Helfer im Paragrafendschungel
Mitglieder der Leipziger Refugee Law Clinic beraten seit Juni regelmäßig und kostenlos Asylbewerber
Für die 18-jährige Dana (Name geändert) sah es nicht gut aus. Die Abschiebung in ihr Heimatland Serbien drohte, denn das Land gilt als sicher. »Doch es war klar, dass es für das suizidgefährdete Mädchen dort nur schlimmer werden konnte«, erzählt Laura Thimm-Braun. Die 22-Jährige Studentin engagiert sich in der Leipziger Refugee Law Clinic, einem Verein, der Flüchtlinge kostenlos juristisch berät. Wörtlich übersetzt bedeutet der Begriff in etwa »Flüchtlingsrecht-Klinik«. Die Vereinsmitglieder informieren die Antragsteller über das Asylverfahren, sind ihnen bei ihrem Antrag behilflich und begleiten sie während des Verfahrens. Sie erklären auch Briefe und Bescheide.
Dana war mit ihrer Mutter nach Deutschland geflohen vor dem gewalttägigen Vater. Die schwer traumatisierte Jugendliche suchte hier Schutz, kam nach Leipzig. Zunächst wurde ihr Antrag abgelehnt, auch die Berufung. Laura Thimm-Braun: »Das Gutachten einer Psychotherapeutin bestätigte aber, dass das Mädchen nicht reisefähig ist, schließlich bekam sie eine Duldung. Das ist enorm wichtig für sie, auch wenn der Asylantrag zunächst abgelehnt wurde.«
Das deutsche Flüchtlingsrecht ist kompliziert. Und auch in Danas Fall lief die Klage gegen die Abschiebung über einen Anwalt. Die Mitglieder der Leipziger Refugee Law Clinic beraten seit Juni regelmäßig alle 14 Tage Asylbewerber im Leipziger Flüchtlingsheim in der Liliensteinstraße. Refugee Law Clinic-Gruppen gibt es in ganz Deutschland. »Im April 2014 gründete sich die Leipziger Initiative als Verein«, erzählt die 23-jährige Lisa Scherer. Sie studiert wie Laura Thimm-Braun an der Leipziger Universität Jura, beide Europa- und Völkerrecht. Der Verein hat etwa 100 Mitglieder, davon arbeiten etwa 20 bis 30 aktiv mit. Engagiert sind nicht nur Jura-Studenten. Zu den Vereinsmitgliedern gehören auch Studenten der Politikwissenschaft, Soziologie, Arabistik oder BWL.
Um Flüchtlinge juristisch beraten zu können, bedarf es einer umfangreichen Vorbereitung.

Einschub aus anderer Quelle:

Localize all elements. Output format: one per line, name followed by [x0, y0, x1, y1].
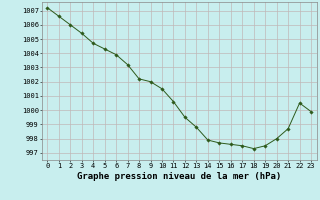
X-axis label: Graphe pression niveau de la mer (hPa): Graphe pression niveau de la mer (hPa)	[77, 172, 281, 181]
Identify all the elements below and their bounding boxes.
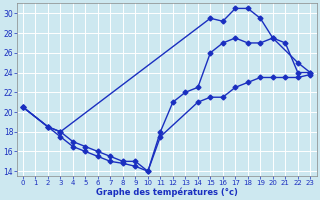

So gibt es an der Juristischen Fakultät in Leipzig eine Vorlesungsreihe »Asyl- und Aufenthaltsrecht - Rechtliche Grundlagen der Flüchtlingsberatung«, an der jeder teilnehmen kann. Möglich wurde das, weil Juraprofessor Christoph Enders das Projekt unterstützt und Schirmherr des Vereins ist.
Der Besuch der Vorlesungen zum Asyl- und Aufenthaltsrecht ein Semester lang ist Voraussetzung, wenn man später Flüchtlinge juristisch beraten will. Genauso wie der Besuch von Fallbesprechungen und Hospitationen, beides jeweils ein Semester lang. Ohne das juristische Rüstzeug geht gar nichts.
Wie läuft die Beratung in der Liliensteinstraße ab? Lisa Scherer: »Wichtig ist, den Flüchtlingen die Angst vor Behörden zu nehmen. Oft sind sie ja vor staatlichen Institutionen geflohen, und dann sitzen sie im Anhörungsverfahren und haben wieder Angst.« Die Vereinsmitglieder versuchen, Vertrauen zu schaffen. Sie gehen mit den Asylbewerbern die Situation im Anhörungsverfahren durch, weisen darauf hin, dass es wichtig ist, die Wahrheit über die Fluchtgründe und den Fluchtweg zu sagen. Jedes Team besteht dabei aus zwei Personen, die von einem Volljuristen beziehungsweise einer Volljuristin betreut werden.
Zur Seite stehen ihnen Dolmetscher, auch die arbeiten ehrenamtlich. Laura Thimm-Braun: »Leider gibt es von staatlicher Seite keine juristische Unterstützung für die Flüchtlinge. Das ist ein riesiger Mangel.« Warum engagieren sich die beiden Studentinnen in dem Projekt? »Zum einen aus Überzeugung«, sagt Lisa Scherer: »Zum anderen auch, weil das Jura-Studium ziemlich trocken ist. Hier können wir unser Wissen in der Praxis umsetzen.« Und Menschen wie Dana helfen.